A invasão do palácio presidencial em La Paz por tanques e soldados do Exército boliviano nesta quarta-feira (26) remeteu às sombrias décadas de 1960 e 1970, quando ditaduras militares se espalharam pela América do Sul. Contudo, segundo especialistas em Relações Internacionais ouvidos pela Agência Brasil, o episódio reflete um ato isolado e mal calculado, fruto de uma crise econômica e política interna.
Ato Isolado
Para muitos analistas, a ação liderada pelo general Juan José Zúñiga não passou de um movimento isolado, sem apoio significativo de forças sociais ou militares. “O general cometeu um erro de cálculo político ao ameaçar Evo Morales, esperando respaldo que não veio.
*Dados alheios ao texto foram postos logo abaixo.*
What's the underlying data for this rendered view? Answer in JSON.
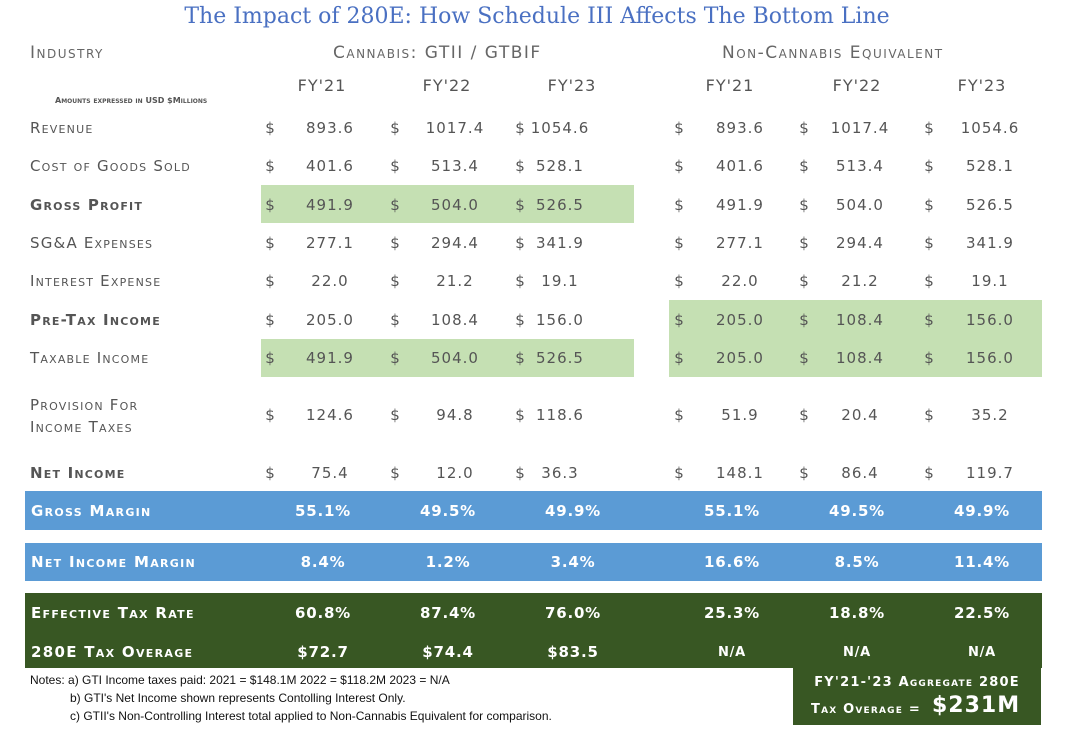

Sua tentativa de golpe foi improvisada e sem apoio de outras lideranças das Forças Armadas ou grupos sociais”, explicou Maurício Santoro, cientista político e professor de Relações Internacionais.
Arthur Murta, professor de Relações Internacionais da PUC-SP, destacou a falta de apoio à tentativa de golpe, mesmo entre os opositores de Morales. “Setores da oposição se colocaram contra o golpe, mostrando que o movimento foi mais uma tentativa isolada de demonstração de poder do que uma real vontade de impor um novo governo.”
Crise Econômica e Disputas Políticas
A difícil situação econômica da Bolívia também é apontada como um fator determinante para a instabilidade atual. “A Bolívia enfrenta uma crise econômica grave, com o setor de gás natural em declínio e reservas internacionais muito baixas. Isso afeta a capacidade do país de importar produtos essenciais”, disse Santoro.
O professor Nildo Ouriques, da UFSC, ressaltou as disputas em torno dos recursos naturais do país. “Os conflitos entre o Estado e forças sociais, nacionais e multinacionais pelo controle dos recursos econômicos geram tensões constantes.”
As disputas políticas também agravam a situação, especialmente com as eleições presidenciais se aproximando. “As tensões aumentam com a possibilidade de Evo Morales se candidatar novamente, reacendendo feridas da crise política de 2019”, observou Santoro.
Contexto Regional
Os especialistas destacam que a tentativa de golpe na Bolívia se insere em um contexto mais amplo de crise democrática na América Latina. “Há uma crise mais ampla da democracia na região, com tentativas de golpe na Guatemala e no Brasil nos últimos anos. A democracia está resistindo, mas as crises são preocupantes”, afirmou Santoro.
Apesar dos desafios, a resposta internacional em defesa da democracia boliviana foi forte. “Todos os países da América do Sul se manifestaram a favor da democracia, e a Organização dos Estados Americanos respondeu de modo rápido e contundente”, acrescentou Santoro, destacando a importância da solidariedade regional.
Essa análise destaca os fatores complexos e interconectados que levaram à recente tentativa de golpe na Bolívia, sublinhando a importância de compreender tanto as dinâmicas internas quanto o contexto regional mais amplo.